Question / Help “New” NVENC Encoding Question

JBlake

New Member
Hi. The company I work for has several computers with NVIDIA Quadro RTX 4000’s and 5000’s, which as I understand it, is the Turing line of NVIDIA cards.
I know Quadro cards have NVENC chips, but does the Quadro RTX 4000/5000 support the “new” NVENC encoding that’s optimized for OBS Studio? Everything I read about the most recent “new” NVENC encoding is connected to the GeForce line of cards. My company only has Quadro RTX.
Any help would be super appreciated!
 

FerretBomb

Active Member
Yes, the NVENC (new) is just a revamped, optimized way of OBS communicating with the NVENC core on the GPU. The primary difference is that it will copy the output buffer directly to another spot in VRAM, rather than copying it out to system RAM, then back to the GPU. Doing that reduces PCIe traffic by quite a bit.

All NVENC-equipped GPUs can use NVENC (new) in OBS just fine, including Quadro cards.
 

JBlake

New Member
Yes, the NVENC (new) is just a revamped, optimized way of OBS communicating with the NVENC core on the GPU. The primary difference is that it will copy the output buffer directly to another spot in VRAM, rather than copying it out to system RAM, then back to the GPU. Doing that reduces PCIe traffic by quite a bit.

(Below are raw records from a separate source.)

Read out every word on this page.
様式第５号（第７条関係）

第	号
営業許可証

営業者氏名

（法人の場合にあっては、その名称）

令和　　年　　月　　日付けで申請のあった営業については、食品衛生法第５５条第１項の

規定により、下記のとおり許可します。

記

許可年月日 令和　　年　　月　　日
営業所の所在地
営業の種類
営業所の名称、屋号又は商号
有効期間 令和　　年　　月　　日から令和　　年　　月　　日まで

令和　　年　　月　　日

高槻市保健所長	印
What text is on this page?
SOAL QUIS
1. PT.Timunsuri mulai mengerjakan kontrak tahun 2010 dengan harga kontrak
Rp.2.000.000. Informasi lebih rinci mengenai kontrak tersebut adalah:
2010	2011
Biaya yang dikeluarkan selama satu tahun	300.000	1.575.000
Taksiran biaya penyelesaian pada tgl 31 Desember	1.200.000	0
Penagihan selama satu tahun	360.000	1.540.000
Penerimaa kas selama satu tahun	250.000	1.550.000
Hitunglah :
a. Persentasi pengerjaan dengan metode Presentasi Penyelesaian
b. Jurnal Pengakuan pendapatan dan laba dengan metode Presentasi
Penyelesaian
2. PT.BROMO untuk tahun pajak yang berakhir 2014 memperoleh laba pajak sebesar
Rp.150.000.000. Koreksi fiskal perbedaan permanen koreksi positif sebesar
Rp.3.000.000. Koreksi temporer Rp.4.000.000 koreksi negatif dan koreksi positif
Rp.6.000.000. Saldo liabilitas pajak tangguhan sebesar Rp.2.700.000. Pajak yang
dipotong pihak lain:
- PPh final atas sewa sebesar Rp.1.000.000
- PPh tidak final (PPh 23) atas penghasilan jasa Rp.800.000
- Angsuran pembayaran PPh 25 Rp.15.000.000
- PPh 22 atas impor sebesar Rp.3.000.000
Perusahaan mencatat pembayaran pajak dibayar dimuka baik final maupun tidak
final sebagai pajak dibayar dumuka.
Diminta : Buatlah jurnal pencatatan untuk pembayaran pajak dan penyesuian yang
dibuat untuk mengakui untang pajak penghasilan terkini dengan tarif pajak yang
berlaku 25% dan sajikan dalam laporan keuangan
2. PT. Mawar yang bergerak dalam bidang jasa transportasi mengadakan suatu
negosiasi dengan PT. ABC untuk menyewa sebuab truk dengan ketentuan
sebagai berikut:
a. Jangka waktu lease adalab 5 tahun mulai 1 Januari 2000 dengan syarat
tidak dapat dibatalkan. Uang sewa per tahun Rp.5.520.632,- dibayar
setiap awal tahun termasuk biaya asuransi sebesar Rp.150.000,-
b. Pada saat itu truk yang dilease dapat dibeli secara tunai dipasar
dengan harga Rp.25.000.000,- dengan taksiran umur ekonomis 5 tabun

All NVENC-equipped GPUs can use NVENC (new) in OBS just fine, including Quadro cards.

Big thanks FerretBomb! Do you happen to know if cuda cores and/or VRAM amount affects NVENC performance?
 

FerretBomb

Active Member
Big thanks FerretBomb! Do you happen to know if cuda cores and/or VRAM amount affects NVENC performance?
Only three NVENC options use CUDA cores, and they should only rarely if ever be used; the Max Quality preset, Psycho-Visual Tuning, and Lookahead. It's generally advised to disable all of them when streaming, as they can (and do regularly) cause performance issues. Just use the Quality preset, and make sure the other two are turned off.

VRAM isn't really going to affect NVENC itself, but it will be relevant to OBS; sources do take up VRAM after all, as do some filters (like the Render Delay filter, which uses quite a lot). Most sources will be loaded into VRAM as uncompressed data, meaning image sources can take up a lot more than some people expect. It's one reason that Slideshow sources can 'miss' frames... the slideshow source type limits itself to 250MB VRAM usage per instance, but that limit is pretty easy and quick to hit, in many cases under 5-10 images.